Female Boxing Thrives – Latin America thrives when it comes to female prizefighting.
Costa Rica’s Hanna Gabriel (15-1-1) defends her WBO super welterweight world title against Uruguay’s Katia Alvarino (8-2-1) on Saturday June 18, at Polideportivo Jose Maria Vargas in La Guaira, Venezuela. It’s not the only female world title fight. Two others are included.
Gabriel is her country’s greatest female athlete and perhaps its best known. She once headlined a fight card in the capital of San Jose, Costa Rica at a soccer stadium in front of nearly 20,000 rabid fans.
No North American female prizefighter can make that claim or even come close.
Gabriel’s country has long backed her and she has become the role model for millions of young females in not just Costa Rica, but throughout Latin America.
In North America, very few major fight cards are hosting female world title fights, especially in the western region of the U.S. where pro boxing thrives.
One of the very few boxing promoters staging major female bouts has been K-2 Promotions.
Two female bouts were included when Gennady “Triple G” Golovkin defended his multiple middleweight titles last April at the Inglewood Forum.

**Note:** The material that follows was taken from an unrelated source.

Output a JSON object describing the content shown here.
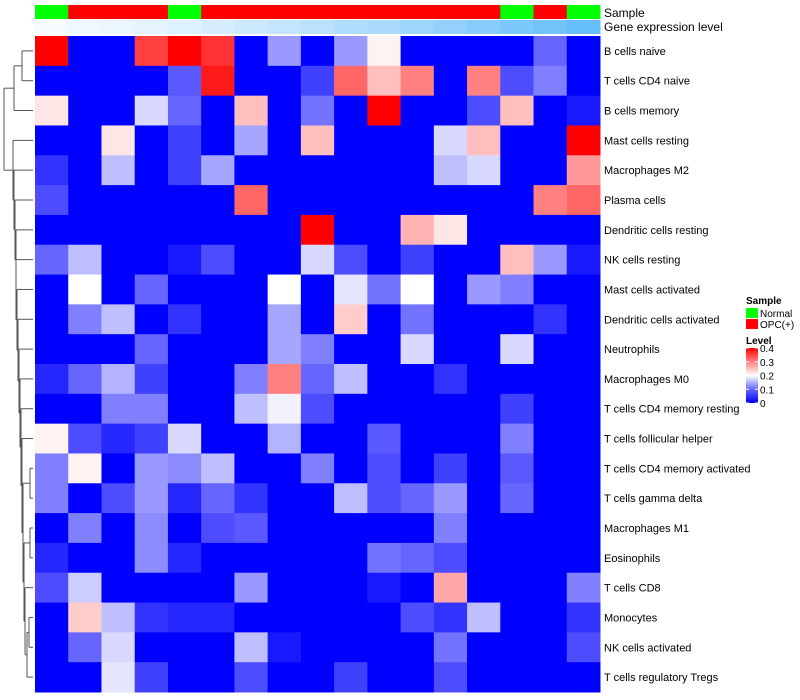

K-2 also tagged a female bout to Golovkin’s previous defense in Los Angeles a year earlier.
But other than K-2 Promotions, Shane Mosley’s GoBox Promotions and Bobby D Presents, the large boxing promotion companies have excluded women.
Drought is broken
After exclusion of female bouts for almost four years, Golden Boy Promotions finally staged a female boxing match in downtown Los Angeles when Seniesa “Super Bad” Estrada defeated Christina Fuentes on June 3.
The last time Golden Boy Promotions featured women was a bout in September 2012 between Melinda Cooper and Celina Salazar in Las Vegas. So when Estrada met Fuentes at Belasco Theater in downtown L.A., it made people notice.
Could this signal the re-emergence of female fights on major cards?
American female prizefighters are feared and respected worldwide for their skill and talent. But many American women are forced to fight overseas or in other countries. The U.S. has the talent.
Melissa McMorrow recently won the WBO flyweight title a second time. She has never been defeated while holding the WBO belt but twice was stripped for inactivity.
It’s a shame.
“They sent me an email to tell me,” said McMorrow of the WBO organization informing her that her title hold was no longer because she could not find a promoter willing to stage her world title fight. Time had elapsed.
McMorrow and most American female prizefighters have long suffered lack of support in their own country. It’s a sad statement but perhaps Golden Boy’s recent inclusion of a female bout marks a change in things.
“I am so thankful to Golden Boy for recognizing the value in us female fighters, and look forward to more fights like these,” said Seniesa Estrada after her fight on June 3.
This Saturday another American will be fighting for a world title in another country. San Diego’s Jolene Blackshear (9-7) challenges WBA minimum weight titlist Anabel Ortiz (20-3) of Tepic, Mexico for the title in Tijuana, Mexico at Auditorio Municipal. Blackshear, 46, is a former light flyweight world champion. Ortiz, 29, is making the seventh defense of the title she first won in July 2013.
But like McMorrow, the San Diego prizefighter is forced to fight on foreign territory.
Ignoring female fighters seems to be a west coast thing. In the east, Heather Hardy and Amanda Serrano both signed with DiBella Entertainment and have participated on major cards in New York.
McMorrow, who lives in the San Francisco Bay area, has fought numerous times overseas and in Mexico, yet has not fought on American shores in four years and not even close to her hometown in seven years.
“I would love to fight in my hometown,” said McMorrow, 34, whose last fight took place 16 months ago when she defeated Kenia Enriquez by split decision for the WBO flyweight title. “It’s difficult to get a fight.”
If Golden Boy Promotions jumps into the female fight game others could follow.